Most feel-good stories come and go. Somebody does something wildly creative or uncommonly kind. Maybe both. We’re impressed, but seldom do we hear about long term consequences. (When there’s a follow-up, it’s often because the tale turns out to be phony or it has a bitter conclusion.)
Yet once in a while, stories just keep getting better and better. This is one of them.
Two summers ago I wrote here about Dan Price, a Seattle-based entrepreneur who set $70,000 as the minimum wage for each one of his employees. The post drew half a million views, the highest any of my fifty-plus posts has received. Most commentators applauded, but a few were critical. Several people called Price’s action “socialistic.” That reaction struck me as weird, as Price was acting privately as the majority owner of his small credit card processing company, Gravity Payments.
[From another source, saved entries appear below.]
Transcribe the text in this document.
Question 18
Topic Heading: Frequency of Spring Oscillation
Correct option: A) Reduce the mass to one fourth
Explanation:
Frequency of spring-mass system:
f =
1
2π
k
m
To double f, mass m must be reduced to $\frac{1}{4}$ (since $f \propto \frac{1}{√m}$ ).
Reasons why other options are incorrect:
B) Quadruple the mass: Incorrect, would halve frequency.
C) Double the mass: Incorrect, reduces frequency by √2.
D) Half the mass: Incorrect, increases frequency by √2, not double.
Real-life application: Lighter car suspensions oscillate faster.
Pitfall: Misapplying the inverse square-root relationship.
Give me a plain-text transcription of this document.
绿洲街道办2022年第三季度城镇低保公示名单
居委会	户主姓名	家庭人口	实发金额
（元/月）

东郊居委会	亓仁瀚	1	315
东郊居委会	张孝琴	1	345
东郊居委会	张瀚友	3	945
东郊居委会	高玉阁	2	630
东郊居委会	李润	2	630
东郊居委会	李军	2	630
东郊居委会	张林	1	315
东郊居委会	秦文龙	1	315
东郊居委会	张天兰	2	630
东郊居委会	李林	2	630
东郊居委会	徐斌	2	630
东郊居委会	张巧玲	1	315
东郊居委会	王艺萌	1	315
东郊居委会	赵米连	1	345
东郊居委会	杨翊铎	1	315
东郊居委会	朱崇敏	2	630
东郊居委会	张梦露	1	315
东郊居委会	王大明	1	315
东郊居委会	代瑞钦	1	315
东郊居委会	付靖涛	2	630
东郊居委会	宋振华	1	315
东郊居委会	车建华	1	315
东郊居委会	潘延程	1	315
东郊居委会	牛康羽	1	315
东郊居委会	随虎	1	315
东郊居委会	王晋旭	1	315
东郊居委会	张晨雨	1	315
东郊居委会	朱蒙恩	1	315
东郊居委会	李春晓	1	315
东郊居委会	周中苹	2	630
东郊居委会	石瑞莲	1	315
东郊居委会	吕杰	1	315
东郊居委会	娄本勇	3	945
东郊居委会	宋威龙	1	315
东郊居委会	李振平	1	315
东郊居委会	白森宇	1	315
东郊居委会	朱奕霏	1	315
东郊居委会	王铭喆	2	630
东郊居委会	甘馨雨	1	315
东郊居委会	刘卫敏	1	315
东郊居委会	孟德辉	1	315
There was no government involvement at all.
Then a year ago, I wrote an update to report how things were going for Price and his company. There had been bumps in the road, notably a dispute with his brother who also held some Gravity stock. Two experienced employees quit, because their raises weren’t as big as those for people lower on the scale. A few customers cut their ties, as well.
Another year has passed, so now it’s time to check in again. The news continues to be strongly positive on two different fronts. On the business side revenue continues to grow, as the company has rapidly expanded its customer base. The number of employees has climbed by 40 percent.
I’m sure that this will be studiously ignored by business school professors.